Hace cuarenta años, las selvas asiáticas mezclaban a vietcongs y campesinos vietnamitas, en un revuelto del que se aprovechaban los primeros a costa de la sangre de los segundos. Pero el principio acción-reacción-acción ha sido superado. Hoy, Hamás y Hizboláh han completado el giro, y han vuelto del revés este principio. No sólo no buscan con todos los medios a su alcance mantener a la población al margen de su conflicto con los israelíes; han aprendido que lo provechoso es, precisamente, involucrarla al máximo. Primero porque los escrúpulos israelíes ante la muerte de inocentes hacen menor la posibilidad de ser atacado. Y segundo porque la sangre televisada se ha convertido en la garantía para el horror en occidente, el mismo capaz de presionar a Israel más que las bombas palestinas.

Hoy, los islamistas de Hamás suben al marcador cuantos más muertos mejor; pero resultan mejores los propios que los ajenos, porque un niño palestino muerto sale más barato y proporciona mayores réditos que un soldado israelí menos. La formula no por repugnante es menos efectiva: Acabar con un pelotón israelí puede ser bueno, pero no suficiente; mostrar en la televisión europea cadáveres infantiles, resulta mejor. Y Hamás, en una inhumana pero coherente lógica estratégico-histórica tiene la elección clara.

Esto y no otra cosa es lo que caracteriza al conflicto palestino-israelí: la utilización en sacrificio de la población civil palestina como munición con la que alimentar la mala conciencia europea y el horror de los occidentales hacia la violencia empleada por Israel. Con Hamás se ha dado el paso definitivo de poner a la población civil delante, más que como un escudo humano, como una sanguinolenta bomba moral dirigida a occidente. A más muertes propias, mayor indignación occidental y mayor presión sobre Israel.
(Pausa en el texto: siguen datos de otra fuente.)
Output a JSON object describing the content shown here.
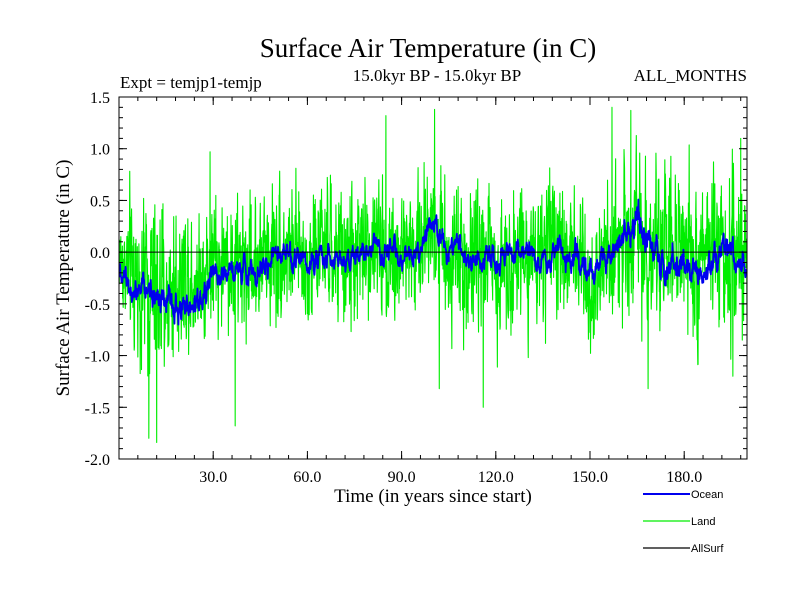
{
  "chart_data": {
    "type": "line",
    "title": "Surface Air Temperature (in C)",
    "expt_label": "Expt = temjp1-temjp",
    "period_label": "15.0kyr BP - 15.0kyr BP",
    "months_label": "ALL_MONTHS",
    "xlabel": "Time (in years since start)",
    "ylabel": "Surface Air Temperature (in C)",
    "xlim": [
      0,
      200
    ],
    "ylim": [
      -2.0,
      1.5
    ],
    "x_ticks": [
      30,
      60,
      90,
      120,
      150,
      180
    ],
    "x_tick_labels": [
      "30.0",
      "60.0",
      "90.0",
      "120.0",
      "150.0",
      "180.0"
    ],
    "y_ticks": [
      -2.0,
      -1.5,
      -1.0,
      -0.5,
      0.0,
      0.5,
      1.0,
      1.5
    ],
    "y_tick_labels": [
      "-2.0",
      "-1.5",
      "-1.0",
      "-0.5",
      "0.0",
      "0.5",
      "1.0",
      "1.5"
    ],
    "legend_position": "bottom-right",
    "series": [
      {
        "name": "Land",
        "color": "#00ee00",
        "samples_per_year": 12,
        "base": [
          -0.1,
          -0.25,
          -0.3,
          -0.45,
          -0.2,
          -0.25,
          -0.1,
          -0.1,
          -0.15,
          -0.05,
          0.05,
          0.0,
          -0.1,
          0.05,
          -0.1,
          -0.05,
          0.1,
          0.0,
          0.0,
          0.0,
          0.35,
          0.0,
          -0.05,
          -0.05,
          -0.15,
          0.0,
          0.0,
          -0.1,
          0.05,
          0.05,
          -0.25,
          -0.15,
          0.2,
          0.25,
          -0.1,
          0.0,
          0.0,
          -0.15,
          -0.05,
          0.05,
          -0.1
        ],
        "amplitude": [
          0.6,
          0.9,
          0.9,
          0.85,
          0.8,
          0.7,
          0.75,
          0.7,
          0.75,
          0.7,
          0.75,
          0.7,
          0.75,
          0.7,
          0.75,
          0.75,
          0.7,
          0.75,
          0.8,
          0.75,
          0.7,
          0.75,
          0.85,
          0.8,
          0.75,
          0.8,
          0.7,
          0.7,
          0.75,
          0.8,
          0.75,
          0.75,
          0.9,
          0.9,
          0.75,
          0.85,
          0.8,
          0.85,
          0.8,
          0.9,
          0.75
        ],
        "notable_points": [
          {
            "x": 9.5,
            "y": -1.8
          },
          {
            "x": 12.0,
            "y": -1.84
          },
          {
            "x": 29.0,
            "y": 0.97
          },
          {
            "x": 37.0,
            "y": -1.68
          },
          {
            "x": 85.0,
            "y": 1.32
          },
          {
            "x": 100.5,
            "y": 1.38
          },
          {
            "x": 102.0,
            "y": -1.32
          },
          {
            "x": 116.0,
            "y": -1.5
          },
          {
            "x": 157.0,
            "y": 1.4
          },
          {
            "x": 163.0,
            "y": 1.37
          },
          {
            "x": 168.5,
            "y": -1.32
          },
          {
            "x": 195.5,
            "y": -1.2
          },
          {
            "x": 198.0,
            "y": 1.1
          }
        ]
      },
      {
        "name": "Ocean",
        "color": "#0000ee",
        "samples_per_year": 12,
        "base": [
          -0.15,
          -0.3,
          -0.3,
          -0.55,
          -0.6,
          -0.5,
          -0.2,
          -0.15,
          -0.2,
          -0.15,
          -0.05,
          -0.05,
          -0.1,
          0.0,
          -0.1,
          -0.05,
          0.05,
          0.0,
          -0.05,
          -0.05,
          0.3,
          0.05,
          -0.05,
          -0.05,
          -0.1,
          0.0,
          0.0,
          -0.1,
          0.0,
          0.0,
          -0.2,
          -0.1,
          0.15,
          0.25,
          0.0,
          -0.15,
          -0.1,
          -0.25,
          -0.05,
          0.05,
          -0.2
        ],
        "amplitude": [
          0.12,
          0.15,
          0.15,
          0.15,
          0.15,
          0.15,
          0.12,
          0.12,
          0.12,
          0.12,
          0.12,
          0.12,
          0.12,
          0.12,
          0.12,
          0.12,
          0.12,
          0.12,
          0.12,
          0.12,
          0.15,
          0.12,
          0.12,
          0.12,
          0.12,
          0.12,
          0.12,
          0.12,
          0.12,
          0.15,
          0.15,
          0.12,
          0.15,
          0.18,
          0.15,
          0.15,
          0.15,
          0.15,
          0.15,
          0.18,
          0.15
        ]
      },
      {
        "name": "AllSurf",
        "color": "#000000",
        "samples_per_year": 12,
        "base": [
          0.0,
          0.0
        ],
        "amplitude": [
          0.0,
          0.0
        ]
      }
    ]
  }
}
La ecuación no por lógica es menos repugnante: Hamás más gana cuantos más palestinos muertos; Israel pierde cuantos más palestinos e israelíes encuentren su fin en la guerra. El problema, naturalmente, es que resulta más fácil dejar morir a los propios que evitar la muerte de los ajenos. Asimetría moral que ahora, en vísperas de la ofensiva terrestre contra Hamás, deviene también estratégica.

Así las cosas, la obligación de los israelíes sigue siendo evitar el derramamiento de sangre inocente. Pero enfrente, sus enemigos buscan y buscarán lo contrario: Cuanta más sangre mejor. Y de nada valdrá que Israel ponga todos los medios para evitarlo, porque Hamás pondrá los suyos -superiores por proximidad, ideología y capacidad- para lograr que los niños palestinos sigan quedando huérfanos y las mujeres, viudas. La única posibilidad de victoria sobre Israel se reduce a un solo principio: muertos, más muertos.